Desde 9 de julho de 2004, o Conselho Superior de Audiovisual (CSA) dispõe de novos poderes de censura sobre todas as emissões de rádio e televisão, independentemente do seu modo de difusão. A partir de agora, a lei francesa trata de forma diferente o que é dito na imprensa escrita e na imprensa falada, seja na televisão ou no rádio.
O que isso significa?
Até então, a publicação era livre, com a ofensa e a difamação passíveis de processos judiciais a posteriori. No entanto, podia-se exercer pressão por meio da concessão de frequências, quando a informação era transmitida por ondas hertzianas. Há um mês, um regime de censura prévia foi estabelecido para o audiovisual. Textos foram aprovados em junho e início de julho de 2004 que reforçam as disposições jurídicas que começaram a se implementar há quatro anos.

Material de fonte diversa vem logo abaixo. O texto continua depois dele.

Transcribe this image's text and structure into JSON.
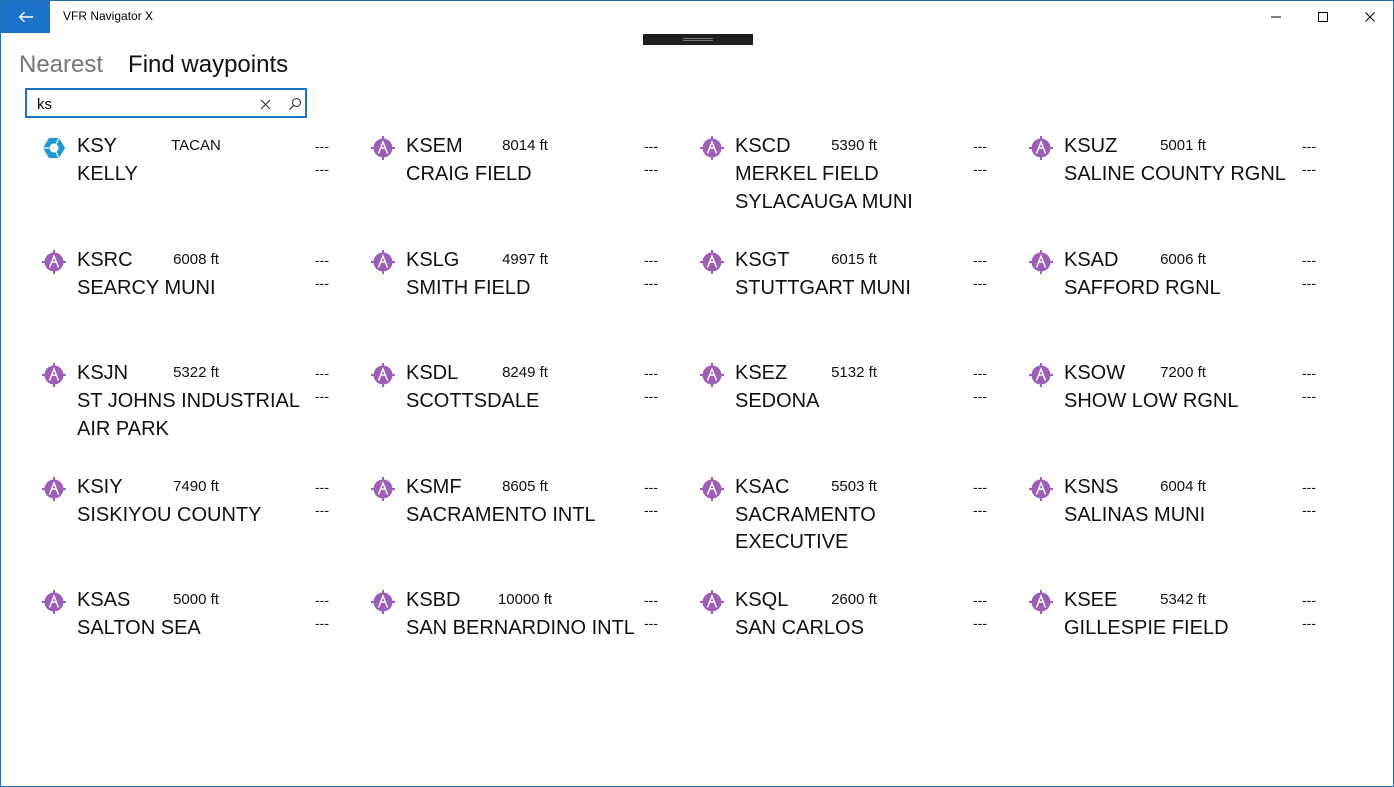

O CSA, Conselho Superior de Audiovisual, é composto por nove "sábios", que não são eleitos, mas nomeados pelos três principais personagens do Estado: o Presidente da República, o Primeiro-Ministro e o Ministro do Interior. Esses "sábios" têm o poder de proibir qualquer programa de rádio e televisão, independentemente do seu modo de difusão (hertziano, mas também por cabo, por satélite ou pela Internet). Todos os editores estão sujeitos a uma autorização prévia de difusão e terão alguns meses para se regularizar. A partir daí, o CSA terá plenos poderes para retirar a qualquer momento essa autorização de transmissão.
A tarefa do CSA será censurar aquilo que lhe parecer contrário ao respeito pela dignidade da pessoa humana, ao caráter pluralista da expressão dos correntes de pensamento e opinião, e tudo o que perturbe a salvaguarda da ordem pública e as necessidades da defesa nacional.

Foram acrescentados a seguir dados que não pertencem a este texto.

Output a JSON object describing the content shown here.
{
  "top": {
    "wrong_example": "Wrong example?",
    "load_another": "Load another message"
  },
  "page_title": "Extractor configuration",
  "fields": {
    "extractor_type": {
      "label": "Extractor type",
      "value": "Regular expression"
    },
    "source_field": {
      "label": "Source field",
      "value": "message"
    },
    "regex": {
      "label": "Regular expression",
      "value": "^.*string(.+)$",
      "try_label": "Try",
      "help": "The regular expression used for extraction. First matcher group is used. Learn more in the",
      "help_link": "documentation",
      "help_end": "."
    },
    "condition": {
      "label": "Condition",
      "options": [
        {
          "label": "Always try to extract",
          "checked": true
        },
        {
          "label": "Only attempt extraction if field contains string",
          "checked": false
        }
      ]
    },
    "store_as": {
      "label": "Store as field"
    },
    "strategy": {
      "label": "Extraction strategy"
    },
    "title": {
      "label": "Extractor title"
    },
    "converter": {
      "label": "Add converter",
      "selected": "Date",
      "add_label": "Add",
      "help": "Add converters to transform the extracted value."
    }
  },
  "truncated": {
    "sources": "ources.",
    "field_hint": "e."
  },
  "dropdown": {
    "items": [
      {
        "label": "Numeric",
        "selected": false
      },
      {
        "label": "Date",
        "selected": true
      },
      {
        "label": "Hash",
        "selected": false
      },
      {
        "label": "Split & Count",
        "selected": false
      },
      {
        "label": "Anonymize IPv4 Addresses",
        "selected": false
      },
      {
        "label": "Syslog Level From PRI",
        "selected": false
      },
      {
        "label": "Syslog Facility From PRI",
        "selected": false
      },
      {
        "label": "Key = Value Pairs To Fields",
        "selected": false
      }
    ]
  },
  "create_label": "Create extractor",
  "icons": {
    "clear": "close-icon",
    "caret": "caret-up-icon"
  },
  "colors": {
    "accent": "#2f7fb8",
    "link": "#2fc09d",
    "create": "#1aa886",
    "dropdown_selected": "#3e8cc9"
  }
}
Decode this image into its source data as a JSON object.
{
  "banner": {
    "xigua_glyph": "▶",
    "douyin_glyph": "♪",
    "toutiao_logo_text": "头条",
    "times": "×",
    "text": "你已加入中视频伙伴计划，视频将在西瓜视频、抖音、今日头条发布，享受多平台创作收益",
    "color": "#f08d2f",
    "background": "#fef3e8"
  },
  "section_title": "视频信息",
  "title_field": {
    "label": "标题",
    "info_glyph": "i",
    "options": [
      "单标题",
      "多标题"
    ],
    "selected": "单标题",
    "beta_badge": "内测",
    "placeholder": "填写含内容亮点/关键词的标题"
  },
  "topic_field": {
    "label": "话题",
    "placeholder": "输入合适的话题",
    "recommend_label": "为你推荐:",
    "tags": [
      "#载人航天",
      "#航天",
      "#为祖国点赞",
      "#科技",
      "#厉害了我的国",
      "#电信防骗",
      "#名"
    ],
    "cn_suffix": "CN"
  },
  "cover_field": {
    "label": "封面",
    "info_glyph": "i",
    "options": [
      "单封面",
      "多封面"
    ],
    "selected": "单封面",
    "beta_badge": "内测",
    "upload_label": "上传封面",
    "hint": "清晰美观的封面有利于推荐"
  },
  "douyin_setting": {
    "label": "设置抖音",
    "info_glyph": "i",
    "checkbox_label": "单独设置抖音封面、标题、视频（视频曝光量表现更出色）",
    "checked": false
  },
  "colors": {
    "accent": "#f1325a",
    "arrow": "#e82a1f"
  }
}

Assim, o CSA substituirá os tribunais e poderá fixar multas. Todo esse dispositivo é evidentemente contrário ao artigo 11 da Declaração dos Direitos do Homem e do Cidadão de 26 de agosto de 1789, inserido no preâmbulo da Constituição francesa.
Nada mudou para o editor da imprensa escrita, que só responde a posteriori. Situação totalmente diferente para o editor de televisão ou rádio, que se expõe à proibição de transmissão, decidida discricionariamente pelo CSA, sem julgamento, podendo o prejudicado recorrer ao Conselho de Estado, que então levará todo o tempo que julgar necessário para se pronunciar.
Adicione-se que o CSA não tem poder coercitivo sobre o que vem de satélites estrangeiros, que o usuário pode captar por meio de sua antena parabólica.
Uma segunda lei foi publicada no Diário Oficial de sexta-feira, 9 de julho, recordando ao CSA que cabe a ele garantir que os programas não contenham nenhuma incitação ao ódio ou à violência por motivos de sexo, raça, religião ou nacionalidade.
O presidente do CSA é Dominique Baudis. Ele representou na França os interesses do grupo Carlyle, fundo de investimento comum às famílias Bush e Ben Laden. Em abril de 2002, segundo o jornal diário Voltaire, o Sr. Baudis teria abusado de seus poderes como presidente do CSA para dissuadir por carta a France-Télévision de receber a partir de então o Sr. Meyssan, sob o argumento de que este difundiria "informações evidentemente falsas".
Minha observação pessoal:
Refere-se ao trecho destacado em vermelho. O que significa "perturbar a salvaguarda da ordem pública"? Quem decide o que é "nocivo aos interesses da defesa nacional"? Parece-me que com cláusulas desse tipo pode-se lançar uma ameaça sobre qualquer tipo de discurso.